Wood is a static, utilitarian compound, constructed once and left to stand as inert tissue forevermore. From the tree’s center (or ‘heartwood’) radiates a network of ray cells that bring cool xylem and sweet phloem to the cambium layer on the periphery. The cambium layer manufactures the living sheath that rests just below the bark. A tree grows by producing one new sheath after another. When a sheath is outgrown, its woody skeleton is left behind, progressively forming the rings that we can see in cross section after a tree is felled.

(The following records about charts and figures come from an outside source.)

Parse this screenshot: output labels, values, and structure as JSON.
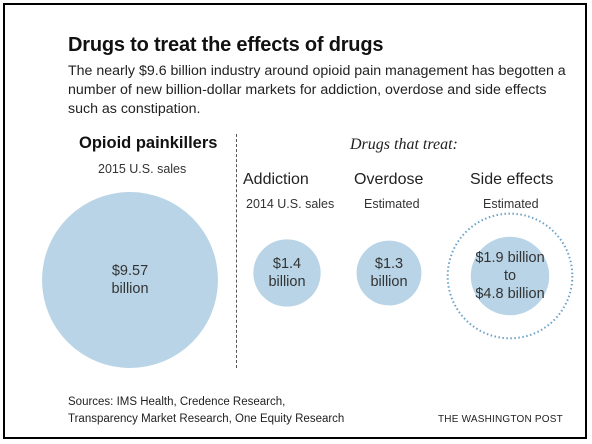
{
  "chart_data": {
    "type": "bubble",
    "title": "Drugs to treat the effects of drugs",
    "subtitle": "The nearly $9.6 billion industry around opioid pain management has begotten a number of new billion-dollar markets for addiction, overdose and side effects such as constipation.",
    "group_headers": {
      "left": "Opioid painkillers",
      "right": "Drugs that treat:"
    },
    "items": [
      {
        "category": "Opioid painkillers",
        "note": "2015 U.S. sales",
        "value_min": 9.57,
        "value_max": 9.57,
        "unit": "billion USD",
        "label": "$9.57\nbillion"
      },
      {
        "category": "Addiction",
        "note": "2014 U.S. sales",
        "value_min": 1.4,
        "value_max": 1.4,
        "unit": "billion USD",
        "label": "$1.4\nbillion"
      },
      {
        "category": "Overdose",
        "note": "Estimated",
        "value_min": 1.3,
        "value_max": 1.3,
        "unit": "billion USD",
        "label": "$1.3\nbillion"
      },
      {
        "category": "Side effects",
        "note": "Estimated",
        "value_min": 1.9,
        "value_max": 4.8,
        "unit": "billion USD",
        "label": "$1.9 billion to\n$4.8 billion"
      }
    ],
    "bubble_color": "#b8d4e6",
    "outline_color": "#6aa2c8"
  },
  "footer": {
    "sources": "Sources: IMS Health, Credence Research,\nTransparency Market Research, One Equity Research",
    "credit": "THE WASHINGTON POST"
  }
}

A tree’s wood is also its memoir: we can count the rings to learn the tree’s age, for every season of growth requires a new sheath from the cambium. There’s a lot of additional information written into tree rings, but it is coded within a language that scientists don’t speak fluently – yet. An unusually thick ring could signify a good year, with lots of growth, or it [p.101] could just be the product of adolescence, a random spurt of growth hormones cued by an influx of unfamiliar pollen from a distant source. A ring that is thick on one side of the tree but thin on the other tells the story of a fallen branch. When a branch is lost, it upsets the balance of the tree, triggering cells within the trunk to reinforce the side that must now support the newly uneven burden of the crown.
For trees, losing limbs is the rule, not the exception.